SESSION DE 2000-2001

23 MARS 2001


Proposition de loi complétant le Code des impôts sur les revenus 1992 en ce qui concerne le soutien de la production d'oeuvres audiovisuelles

(Déposée par M. Philippe Monfils)


DÉVELOPPEMENTS


Notre pays compte de grands talents dans le monde de la création audiovisuelle. Les récents succès internationaux de réalisations cinématographiques belges en sont une preuve indéniable. Malgré ce talent et le potentiel évidents, il reste toujours difficile de trouver chez nous des investisseurs pour financer la production d'oeuvres audiovisuelles. Des instruments publics d'aide à la création audiovisuelle existent bel et bien et sont mis en oeuvre par les communautés en ce qui les concerne puisqu'elles sont compétentes pour les matières culturelles. Des aides régionales sont aussi organisées. Les efforts doivent maintenant se porter au niveau fédéral.

Le but de la présente proposition de loi est donc de compléter les instruments existants au niveau communautaire et régional par un mécanisme fédéral d'incitation fiscale à l'investissement dans la production d'oeuvres audiovisuelles.

Il est important de souligner que ce type de mécanisme est conforme au droit européen de la concurrence.
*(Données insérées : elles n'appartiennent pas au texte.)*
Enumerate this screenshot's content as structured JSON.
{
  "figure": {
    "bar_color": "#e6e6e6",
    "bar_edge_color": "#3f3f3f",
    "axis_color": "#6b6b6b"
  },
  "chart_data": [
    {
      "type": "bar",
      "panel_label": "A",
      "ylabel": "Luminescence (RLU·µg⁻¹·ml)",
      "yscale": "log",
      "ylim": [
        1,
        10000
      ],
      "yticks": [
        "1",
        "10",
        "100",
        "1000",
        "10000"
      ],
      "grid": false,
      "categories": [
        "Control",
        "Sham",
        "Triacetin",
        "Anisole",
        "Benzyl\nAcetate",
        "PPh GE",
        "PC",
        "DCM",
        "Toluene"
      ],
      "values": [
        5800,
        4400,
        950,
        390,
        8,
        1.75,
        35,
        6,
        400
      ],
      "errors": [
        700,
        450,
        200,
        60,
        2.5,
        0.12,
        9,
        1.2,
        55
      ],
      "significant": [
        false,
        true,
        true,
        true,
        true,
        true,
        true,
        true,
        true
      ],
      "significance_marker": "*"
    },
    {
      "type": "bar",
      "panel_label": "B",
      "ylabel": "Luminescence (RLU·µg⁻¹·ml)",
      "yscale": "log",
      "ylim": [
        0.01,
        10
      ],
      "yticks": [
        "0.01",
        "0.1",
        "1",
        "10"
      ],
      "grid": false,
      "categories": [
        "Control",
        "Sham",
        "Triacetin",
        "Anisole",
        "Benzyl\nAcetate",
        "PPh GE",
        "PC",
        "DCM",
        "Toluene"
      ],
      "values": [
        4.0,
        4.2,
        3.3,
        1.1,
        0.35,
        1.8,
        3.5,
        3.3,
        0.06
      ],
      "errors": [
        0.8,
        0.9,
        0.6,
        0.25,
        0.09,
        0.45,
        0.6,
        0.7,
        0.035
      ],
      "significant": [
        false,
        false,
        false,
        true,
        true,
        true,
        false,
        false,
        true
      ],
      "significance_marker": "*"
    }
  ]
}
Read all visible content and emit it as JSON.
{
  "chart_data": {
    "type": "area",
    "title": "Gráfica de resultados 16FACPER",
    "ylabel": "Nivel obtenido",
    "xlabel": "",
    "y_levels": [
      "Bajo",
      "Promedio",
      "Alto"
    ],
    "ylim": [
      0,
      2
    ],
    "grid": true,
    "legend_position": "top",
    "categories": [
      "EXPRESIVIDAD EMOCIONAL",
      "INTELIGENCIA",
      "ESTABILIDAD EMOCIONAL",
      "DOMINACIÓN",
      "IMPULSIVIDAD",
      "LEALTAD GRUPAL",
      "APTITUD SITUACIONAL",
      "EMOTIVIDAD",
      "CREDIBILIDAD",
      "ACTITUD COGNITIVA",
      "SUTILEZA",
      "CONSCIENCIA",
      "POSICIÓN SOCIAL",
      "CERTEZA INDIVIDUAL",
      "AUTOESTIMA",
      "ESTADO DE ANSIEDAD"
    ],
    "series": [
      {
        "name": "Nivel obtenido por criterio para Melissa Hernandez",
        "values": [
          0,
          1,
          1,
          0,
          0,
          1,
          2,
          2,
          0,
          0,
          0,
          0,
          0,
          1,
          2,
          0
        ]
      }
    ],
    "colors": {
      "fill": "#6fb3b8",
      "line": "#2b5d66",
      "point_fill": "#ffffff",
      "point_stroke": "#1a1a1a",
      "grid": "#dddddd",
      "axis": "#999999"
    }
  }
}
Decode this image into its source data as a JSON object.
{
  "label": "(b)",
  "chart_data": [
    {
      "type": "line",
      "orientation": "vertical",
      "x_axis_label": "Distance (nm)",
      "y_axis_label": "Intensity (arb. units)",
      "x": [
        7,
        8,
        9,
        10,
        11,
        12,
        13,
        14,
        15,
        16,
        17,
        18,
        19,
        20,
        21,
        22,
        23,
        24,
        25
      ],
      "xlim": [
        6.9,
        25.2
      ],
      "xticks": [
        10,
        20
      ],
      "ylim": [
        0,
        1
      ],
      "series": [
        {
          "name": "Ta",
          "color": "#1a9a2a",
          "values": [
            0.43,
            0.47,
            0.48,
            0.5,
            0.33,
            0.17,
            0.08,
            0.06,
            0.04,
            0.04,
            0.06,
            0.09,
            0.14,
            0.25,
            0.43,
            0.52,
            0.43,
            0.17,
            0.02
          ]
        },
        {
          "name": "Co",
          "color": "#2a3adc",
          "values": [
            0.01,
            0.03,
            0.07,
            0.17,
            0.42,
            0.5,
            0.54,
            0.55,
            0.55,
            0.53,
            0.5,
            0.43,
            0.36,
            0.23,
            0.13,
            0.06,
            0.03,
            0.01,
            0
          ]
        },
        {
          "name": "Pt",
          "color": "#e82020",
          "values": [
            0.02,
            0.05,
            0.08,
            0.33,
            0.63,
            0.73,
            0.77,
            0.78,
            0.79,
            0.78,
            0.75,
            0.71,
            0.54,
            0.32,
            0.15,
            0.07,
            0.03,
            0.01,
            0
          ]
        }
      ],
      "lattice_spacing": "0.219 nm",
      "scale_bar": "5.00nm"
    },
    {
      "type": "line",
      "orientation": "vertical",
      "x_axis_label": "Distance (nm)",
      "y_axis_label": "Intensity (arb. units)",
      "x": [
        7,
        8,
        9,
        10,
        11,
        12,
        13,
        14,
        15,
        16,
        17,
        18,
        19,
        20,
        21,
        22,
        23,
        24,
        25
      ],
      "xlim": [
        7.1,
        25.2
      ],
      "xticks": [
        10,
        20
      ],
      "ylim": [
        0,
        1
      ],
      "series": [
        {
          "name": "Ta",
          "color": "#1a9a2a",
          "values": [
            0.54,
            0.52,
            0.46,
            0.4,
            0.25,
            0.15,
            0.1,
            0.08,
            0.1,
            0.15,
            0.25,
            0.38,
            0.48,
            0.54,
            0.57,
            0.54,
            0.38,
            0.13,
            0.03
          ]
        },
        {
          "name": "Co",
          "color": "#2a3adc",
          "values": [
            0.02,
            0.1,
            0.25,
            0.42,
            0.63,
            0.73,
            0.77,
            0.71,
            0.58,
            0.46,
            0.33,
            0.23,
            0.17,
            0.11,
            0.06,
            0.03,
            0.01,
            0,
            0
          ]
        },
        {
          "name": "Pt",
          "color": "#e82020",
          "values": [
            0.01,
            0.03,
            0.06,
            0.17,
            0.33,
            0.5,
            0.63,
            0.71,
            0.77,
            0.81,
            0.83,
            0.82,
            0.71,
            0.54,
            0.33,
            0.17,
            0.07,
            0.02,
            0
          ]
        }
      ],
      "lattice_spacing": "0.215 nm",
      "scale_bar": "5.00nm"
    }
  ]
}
En effet, le 23 novembre 2000, le Conseil Culture a politiquement approuvé une résolution sur le cinéma européen qui pose deux grands principes (Journal Officiel nº C/73 du 6 mars 2001) :

a) les États membres sont fondés à mener des politiques nationales de soutien à la création;

b) les aides nationales peuvent contribuer à l'émergence d'un marché audiovisuel européen.

Cette résolution est très importante car elle marque une rupture avec la politique menée par les services de la concurrence de la Commission qui avaient tendance à subordonner l'autorisation des aides au cinéma au caractère « européen » des films à soutenir (capitaux et artistes d'au moins trois nationalités). L'idée des plafonds en pourcentage du coût du film concerné qu'entendaient fixer les services de la concurrence n'a pas non plus été retenue. En un mot la plus grande liberté est accordée aux États pour développer et mettre en oeuvre les aides nationales au cinéma et à l'audiovisuel car, selon cette résolution, elles « constituent l'un des moyens principaux d'assurer la diversité culturelle ». On ne pourrait être plus clair.

D'autres pays européens ont déjà développé des mécanismes d'incitation fiscale. Nous pouvons citer par exemple les CIAV (certificat d'investissement audiovisuel) au Luxembourg et la Section 35 of the Finance Act en Irlande. Il s'agit aussi de « petits » pays où les mécanismes mis en place ont donné des résultats positifs.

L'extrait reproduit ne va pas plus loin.